Right now, the deck has 17 Islands. This is fine for a 40-card deck, but we're going to want around 24 lands for a full sixty card deck. Luckily, Tenth Edition has some great choices for mono-colored decks. In this case, a playset of Faerie Conclave and a quadrille of Quicksand seems like a great addition to the deck. The former gives us both blue mana to cast our spells and a 2/1 flying creature to attack with. Blue is notoriously bad at having true removal spells, so Quicksand gives us a land that can also stop early attacking creatures.

In: 4 Quicksand, 4 Faerie Conclave

For the final nine cards, I want to have more aggression in the deck. There are only 17 creatures right now that can attack, and most of them are small. Since blue is the color of trickery and messing with your opponent, let's start off by adding four copies of Persuasion to the deck. Persuasion serves the dual purpose of both stealing your opponent's creature (setting them down a creature) and giving you a creature. Your opponent's best creature in play becomes yours, which seems like a fine trade for a five-mana enchantment.

In: 4 Persuasion

In addition, we're in the experimental stage. Let's throw in five different cards that could potentially be good for this deck, just to see how they work out. Mahamoti Djinn is the Iconic Blue Flyer™, and seems just fine as a six-mana finisher. Scalpelexis has the potential to deck an opponent in just a couple of hits and it has a huge toughness to stall the air with, if need be. Ambassador Laquatus serves the same purpose, except he can just sit back and mill three (or more) cards per turn. Clone lets you have a second copy of any creature (yours or theirs) or allows you to kill a legendary creature (by copying it).
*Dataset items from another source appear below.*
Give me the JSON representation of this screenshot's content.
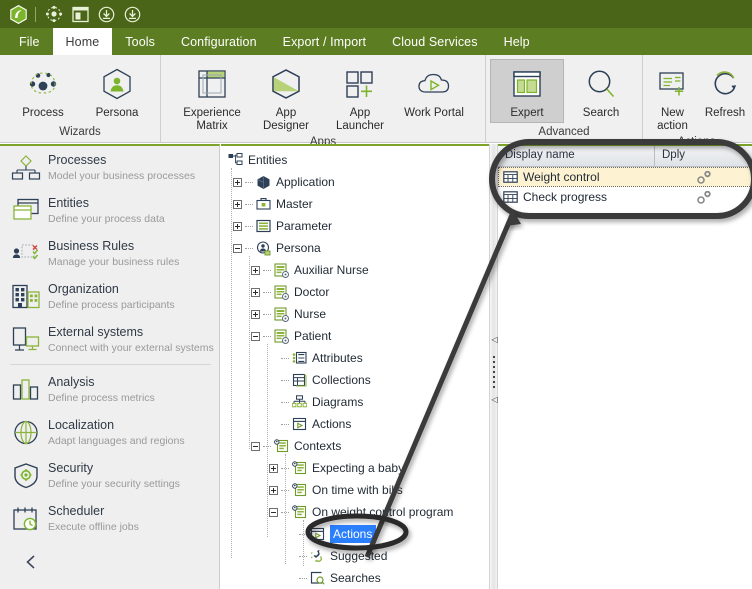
{
  "titlebar": {
    "icons": [
      {
        "name": "app-logo-icon",
        "label": "Bizagi"
      },
      {
        "name": "process-nav-icon",
        "label": "Process navigation"
      },
      {
        "name": "window-layout-icon",
        "label": "Window layout"
      },
      {
        "name": "download-icon-1",
        "label": "Download"
      },
      {
        "name": "download-icon-2",
        "label": "Download"
      }
    ]
  },
  "menubar": {
    "items": [
      {
        "label": "File",
        "active": false
      },
      {
        "label": "Home",
        "active": true
      },
      {
        "label": "Tools",
        "active": false
      },
      {
        "label": "Configuration",
        "active": false
      },
      {
        "label": "Export / Import",
        "active": false
      },
      {
        "label": "Cloud Services",
        "active": false
      },
      {
        "label": "Help",
        "active": false
      }
    ]
  },
  "ribbon": {
    "groups": [
      {
        "title": "Wizards",
        "buttons": [
          {
            "label": "Process",
            "icon": "process-diagram-icon",
            "selected": false
          },
          {
            "label": "Persona",
            "icon": "persona-hexagon-icon",
            "selected": false
          }
        ]
      },
      {
        "title": "Apps",
        "buttons": [
          {
            "label": "Experience Matrix",
            "icon": "matrix-grid-icon",
            "selected": false
          },
          {
            "label": "App Designer",
            "icon": "hexagon-designer-icon",
            "selected": false
          },
          {
            "label": "App Launcher",
            "icon": "squares-plus-icon",
            "selected": false
          },
          {
            "label": "Work Portal",
            "icon": "cloud-play-icon",
            "selected": false
          }
        ]
      },
      {
        "title": "Advanced",
        "buttons": [
          {
            "label": "Expert",
            "icon": "expert-panels-icon",
            "selected": true
          },
          {
            "label": "Search",
            "icon": "search-icon",
            "selected": false
          }
        ]
      },
      {
        "title": "Actions",
        "buttons": [
          {
            "label": "New action",
            "icon": "new-action-icon",
            "selected": false
          },
          {
            "label": "Refresh",
            "icon": "refresh-icon",
            "selected": false
          }
        ]
      }
    ]
  },
  "sidebar": {
    "items": [
      {
        "title": "Processes",
        "subtitle": "Model your business processes",
        "icon": "processes-icon"
      },
      {
        "title": "Entities",
        "subtitle": "Define your process data",
        "icon": "entities-icon"
      },
      {
        "title": "Business  Rules",
        "subtitle": "Manage your business rules",
        "icon": "business-rules-icon"
      },
      {
        "title": "Organization",
        "subtitle": "Define process participants",
        "icon": "organization-icon"
      },
      {
        "title": "External systems",
        "subtitle": "Connect with your external systems",
        "icon": "external-systems-icon"
      },
      {
        "title": "Analysis",
        "subtitle": "Define  process  metrics",
        "icon": "analysis-icon"
      },
      {
        "title": "Localization",
        "subtitle": "Adapt languages  and regions",
        "icon": "localization-icon"
      },
      {
        "title": "Security",
        "subtitle": "Define  your security  settings",
        "icon": "security-icon"
      },
      {
        "title": "Scheduler",
        "subtitle": "Execute offline jobs",
        "icon": "scheduler-icon"
      }
    ],
    "separator_after_index": 4,
    "collapse_icon": "chevron-left-icon"
  },
  "tree": {
    "nodes": [
      {
        "label": "Entities",
        "depth": 0,
        "toggle": "none",
        "icon": "entities-root-icon",
        "selected": false
      },
      {
        "label": "Application",
        "depth": 1,
        "toggle": "plus",
        "icon": "application-icon",
        "selected": false
      },
      {
        "label": "Master",
        "depth": 1,
        "toggle": "plus",
        "icon": "master-icon",
        "selected": false
      },
      {
        "label": "Parameter",
        "depth": 1,
        "toggle": "plus",
        "icon": "parameter-icon",
        "selected": false
      },
      {
        "label": "Persona",
        "depth": 1,
        "toggle": "minus",
        "icon": "persona-icon",
        "selected": false
      },
      {
        "label": "Auxiliar Nurse",
        "depth": 2,
        "toggle": "plus",
        "icon": "entity-icon",
        "selected": false
      },
      {
        "label": "Doctor",
        "depth": 2,
        "toggle": "plus",
        "icon": "entity-icon",
        "selected": false
      },
      {
        "label": "Nurse",
        "depth": 2,
        "toggle": "plus",
        "icon": "entity-icon",
        "selected": false
      },
      {
        "label": "Patient",
        "depth": 2,
        "toggle": "minus",
        "icon": "entity-icon",
        "selected": false
      },
      {
        "label": "Attributes",
        "depth": 3,
        "toggle": "leaf",
        "icon": "attributes-icon",
        "selected": false
      },
      {
        "label": "Collections",
        "depth": 3,
        "toggle": "leaf",
        "icon": "collections-icon",
        "selected": false
      },
      {
        "label": "Diagrams",
        "depth": 3,
        "toggle": "leaf",
        "icon": "diagrams-icon",
        "selected": false
      },
      {
        "label": "Actions",
        "depth": 3,
        "toggle": "leaf",
        "icon": "actions-icon",
        "selected": false
      },
      {
        "label": "Contexts",
        "depth": 3,
        "toggle": "minus",
        "icon": "contexts-icon",
        "selected": false
      },
      {
        "label": "Expecting a baby",
        "depth": 4,
        "toggle": "plus",
        "icon": "context-icon",
        "selected": false
      },
      {
        "label": "On time with bills",
        "depth": 4,
        "toggle": "plus",
        "icon": "context-icon",
        "selected": false
      },
      {
        "label": "On weight control program",
        "depth": 4,
        "toggle": "minus",
        "icon": "context-icon",
        "selected": false
      },
      {
        "label": "Actions",
        "depth": 5,
        "toggle": "leaf",
        "icon": "actions-icon",
        "selected": true
      },
      {
        "label": "Suggested",
        "depth": 5,
        "toggle": "leaf",
        "icon": "suggested-link-icon",
        "selected": false
      },
      {
        "label": "Searches",
        "depth": 5,
        "toggle": "leaf",
        "icon": "searches-icon",
        "selected": false
      }
    ]
  },
  "splitter": {
    "collapse_icon_top": "collapse-left-arrow-icon",
    "collapse_icon_bottom": "collapse-left-arrow-icon",
    "grip": "splitter-grip"
  },
  "grid": {
    "columns": [
      {
        "label": "Display name"
      },
      {
        "label": "Dply"
      }
    ],
    "rows": [
      {
        "display_name": "Weight control",
        "icon": "grid-row-icon",
        "action_icon": "gear-action-icon",
        "selected": true
      },
      {
        "display_name": "Check progress",
        "icon": "grid-row-icon",
        "action_icon": "gear-action-icon",
        "selected": false
      }
    ]
  },
  "annotations": {
    "ellipse_grid": "highlight-ellipse-around-grid",
    "ellipse_tree": "highlight-ellipse-around-actions-node",
    "arrow": "arrow-from-tree-actions-to-grid"
  },
  "colors": {
    "title_bar": "#4a6418",
    "menu_bar": "#5c7d22",
    "accent_green": "#7ba428",
    "icon_navy": "#2e4057",
    "selection_blue": "#2a7fff",
    "row_highlight": "#fdf3d2",
    "sidebar_bg": "#efefef"
  }
}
Last, Citanul Flute lets you go straight for your creatures, so you will be able to draw at least one a turn by the time you hit that five-mana mark.

In: 1 Mahamoti Djinn, 1 Scalpelexis, 1 Ambassador Laquatus, 1 Clone, 1 Citanul Flute

This should give us a great baseline to start testing with for next week—a little bit of everything, and the methodology (one set at a time) to see what is or isn't working, and why. We should be able to get a very good blue deck out of this, in the true precon spirit of evolution (trying out a lot of different cards, a little at a time).